Arfor’s eco-centres would be focal points for social and work interactions with their wider rural hinterlands, acting as hubs for the creation of new, high quality jobs in innovation and health sciences linked to their universities and local hospitals, in the environmental and creative industries, and in social enterprises. Supporting a vibrant Welsh language cultural scene, they would be a regional focus for a youthful urban experience which is vital for the future of the Welsh language. They would

  1. Create new jobs in construction, maintenance, and management of affordable social housing, with many training opportunities.
  2. Be carbon neutral, exemplars for sustainable development, with their energy needs supplied by renewables.
  3. Be connected by rail, with completion of the missing rail links between Carmarthen and Aberystwyth, and Pwllheli and Bangor.

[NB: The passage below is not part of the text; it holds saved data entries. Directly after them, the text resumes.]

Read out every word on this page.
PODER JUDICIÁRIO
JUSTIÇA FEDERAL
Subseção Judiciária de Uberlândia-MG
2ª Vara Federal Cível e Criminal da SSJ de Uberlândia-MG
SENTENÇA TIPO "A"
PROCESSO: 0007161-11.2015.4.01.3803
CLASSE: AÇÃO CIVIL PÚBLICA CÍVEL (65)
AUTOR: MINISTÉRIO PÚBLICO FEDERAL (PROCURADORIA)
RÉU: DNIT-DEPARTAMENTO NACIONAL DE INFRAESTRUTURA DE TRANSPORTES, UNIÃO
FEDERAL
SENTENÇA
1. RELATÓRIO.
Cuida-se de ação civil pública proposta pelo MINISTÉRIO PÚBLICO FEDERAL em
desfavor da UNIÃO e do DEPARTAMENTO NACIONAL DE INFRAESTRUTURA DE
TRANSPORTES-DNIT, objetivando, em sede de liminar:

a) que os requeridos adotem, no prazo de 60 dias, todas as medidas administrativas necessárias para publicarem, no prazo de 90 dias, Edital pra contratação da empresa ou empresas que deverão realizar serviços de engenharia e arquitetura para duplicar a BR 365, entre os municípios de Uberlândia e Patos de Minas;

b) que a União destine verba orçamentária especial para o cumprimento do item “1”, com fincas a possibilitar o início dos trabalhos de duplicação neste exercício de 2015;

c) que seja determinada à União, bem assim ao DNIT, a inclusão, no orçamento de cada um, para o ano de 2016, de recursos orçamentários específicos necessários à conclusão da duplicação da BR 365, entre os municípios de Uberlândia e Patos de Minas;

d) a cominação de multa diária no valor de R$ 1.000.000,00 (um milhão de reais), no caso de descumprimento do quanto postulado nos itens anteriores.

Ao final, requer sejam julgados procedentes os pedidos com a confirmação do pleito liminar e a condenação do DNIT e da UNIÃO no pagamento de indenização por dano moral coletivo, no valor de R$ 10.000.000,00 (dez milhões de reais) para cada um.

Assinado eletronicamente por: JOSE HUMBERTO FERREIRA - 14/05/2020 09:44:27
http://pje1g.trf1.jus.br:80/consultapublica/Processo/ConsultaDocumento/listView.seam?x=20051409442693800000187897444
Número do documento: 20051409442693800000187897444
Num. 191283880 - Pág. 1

In addition, the Arfor Development Agency would:

  • Collaborate with the Bangor, Aberystwyth and Trinity St David’s Universities to generate research-led spin-off enterprises.
  • Co-operate with the Region’s three District General Hospitals to develop related Life Sciences and Healthcare projects.
  • Lead on the use of public procurement as an instrument of economic development.
  • Develop a skills and labour-market strategy designed to encourage Arfor residents, especially the young, to perceive the region as an entity which provides a wide range of progressive career opportunities.
  • Promote localised and community-owned renewable energy schemes.
  • Support Welsh-speakers in setting up and developing business enterprises, including co-operative and social enterprises, and encouraging them to run those businesses through the medium of Welsh.
  • Support the nation-wide ‘more than a million’ speakers commitment, by making Welsh the language of internal administration of the public sector and the public sponsored organisations across the region, and promoting new private and voluntary spaces where the language is the norm.
  • Create sector specific strategies, in particular for agri-food, hospitality, and tourism. The latter should entail the founding of a Food Institute and a Tourism Academy, linked to one of the Universities, with a working hotel teaching hospitality through the medium of Welsh.

Based in Machynlleth, near the centre of the region, Arfor’s Board would include representatives from the local authorities within the region, the universities and the environmental, social enterprise, and farming sectors. It would be gender balanced and proactively improve the representation of other underrepresented groups.

Arfor’s western rail corridor

Working in partnership with Transport for Wales, a major objective for the Arfor Development Agency would be completing the rail link between Bangor and Carmarthen.

The first step would be reinstating the link between Carmarthen and Aberystwyth. Providing passenger rail services for most of the western coast would deliver a broad range of economic, environmental social and cultural benefits, providing essential connectivity for the Arfor region as well as strengthen the long-term sustainability of communities, businesses, and public institutions, for example the universities in Lampeter and Aberystwyth.